Names
- Full name: Bridgewater-Callington Raiders Football Club Inc
- Former name(s): Bridgewater Football Club, Callington United Football
- Nickname: Raiders
- Former nickname: Eagles (as Callington)

Club details
- Founded: 2013 (merger) 1956 as Bridgewater
- Colours: navy light blue gold white
- Competition: Hills Football League
- Premierships: List Hills Football Association A2 (1) 1959; Torrens Valley Football Association A2 (1) 1963; Hills Central Association B2 (1) 1966; Hills Football League Division 2 (2) 1981, 2016 | Division 2 Reserves (1) 2017; ;
- Grounds: Bridgewater Oval
- Callington Oval

Uniforms
| Home | Away | Alternate |

Other information
- Official website: bridgewatercallingtonraiders.com

= Bridgewater-Callington Football Club =

The Bridgewater-Callington Raiders is an Australian rules football club based in the towns of Bridgewater and Callington in South Australia, playing in Division 1 of the Hills Football League.

== History ==

=== Bridgewater Football Club ===
The Bridgewater Football Club was founded in 1956 although football was played in the town back in 1895 when there was a local team that existed right up until the 1940s.

The club was known as the Raiders and had the colours of light blue, royal blue and white and played in three different hills leagues.

Its first seasons were spent in the Hills Football Association (HFA) from 1956 until 1961 when the league disbanded. The club started slowly in its first few years of existence in the HFA but managed to win a senior premiership in 1959.

After the league folded in 1961, Bridgewater spent five years with the Torrens Valley Football Association where it won another senior grade premiership over Eden Valley Rovers in 1953.

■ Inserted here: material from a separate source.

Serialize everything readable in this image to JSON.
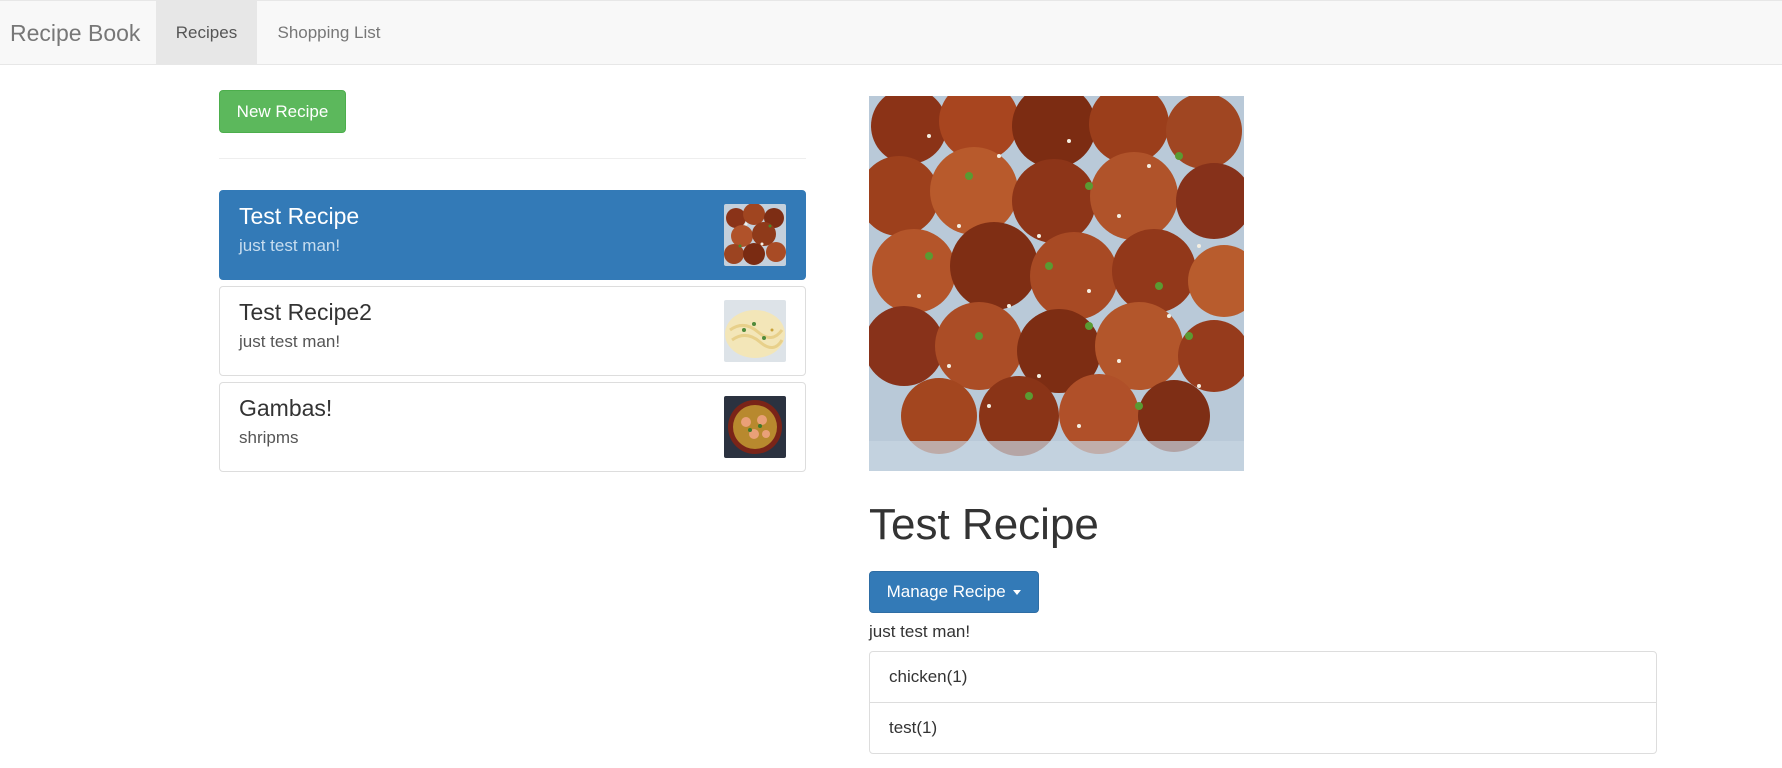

In 1967, Bridgewater moved back to the Hills Football League, playing in its Central Zone (now Division 1).

==== A-Grade Premierships ====

- 1959 Hills Football Association vs Bremer 12.13.85 to 1.13.19
- 1963 Torrens Valley Football Association vs Eden Valley 11.7.73 to 8.11.59
- 1966 Hills Central Association vs Mylor 11.8.74 to 10.6.66
- 1981 Hills Football League Division 2
- 1987 Hills Football League Courier Cup
- 2016 Hills Football League Division 2

==== B-Grade Premierships ====

- 1982 Hills Football League Division 1
- 1992 Hills Football League Division 1
- 2020 Hills Football League Division 2

=== Callington United Football Club ===
The Callington United Football Club was founded in 1995 with the colours of navy blue and gold, and going by the nickname 'the Eagles'.

It filled the void of the original Bremer-Callington club which was formed around 1903 as the Bremer Football Club from the 1950s, but merged with and relocated to Nairne in 1978 to form the Nairne Bremer United Football Club.

Callington United played in the Hills Football League Country Division from 2003. The club's 2009 and 2010 seasons were infamous for being among the worst seasons ever, finishing each season winless with percentages below 4.0%, with losses which included conceding seven of the ten highest senior match scores in South Australian history.

=== Post-Merger ===
Both Bridgewater and Callington United finished at the bottom of the Central and Country divisions of the Hills Football League in 2012 and merged in the following off-season to commence the 2013 season as a single entity.

As part of the merger, the club wore the Bridgewater home guernsey (navy blue with white and light blue chevrons), retained the Bridgewater nickname - 'the Raiders' - and split games and training between Bridgewater and Callington ovals.

The club which finished ninth in 2013 and eighth in 2014, before joining the Hills Division 2 for the 2015 season.

Here, the club enjoyed its strong run of sustained success. In 2015 it reached the grand final (losing to Kersbrook) before defeating Nairne Bremer in a three-point thriller to win the 2016 premiership - ending a 35-year premiership drought.

Bridgewater-Callington's B-Grade won the 2017 reserves grand final over Nairne Bremer.

== Women's football ==
Like many clubs, Bridgewater-Callington operates a women's program. The fledgling program commenced in 2018 playing in the sixth division of the Adelaide Footy League women's competition. It finished sixth on the ladder with one win over Murraylands Swans. From 2020 the club will play in the new 'HFLW' competition.

== Location ==
Bridgewater-Callington retains its main clubrooms and training base at Bridgewater Oval in the main Bridgewater township, with training and games taking place at Callington Oval as well. While the Hills Football League historically features a number of clubs that are the result of mergers such as Mt Lofty, Torrens Valley and Uraidla Districts, Bridgewater-Callington remains the only club to split its games between two home grounds.

== Notable players ==
Tim Weatherald was a former player of the Bridgewater Football Club who continued his football journey to play for the Sturt Football Club in the South Australian National Football League and won the 2002 Magarey Medal and the club's Best and Fairest award and played in Sturt's 2002 grand final triumph over Central District, coming out 47-point winners.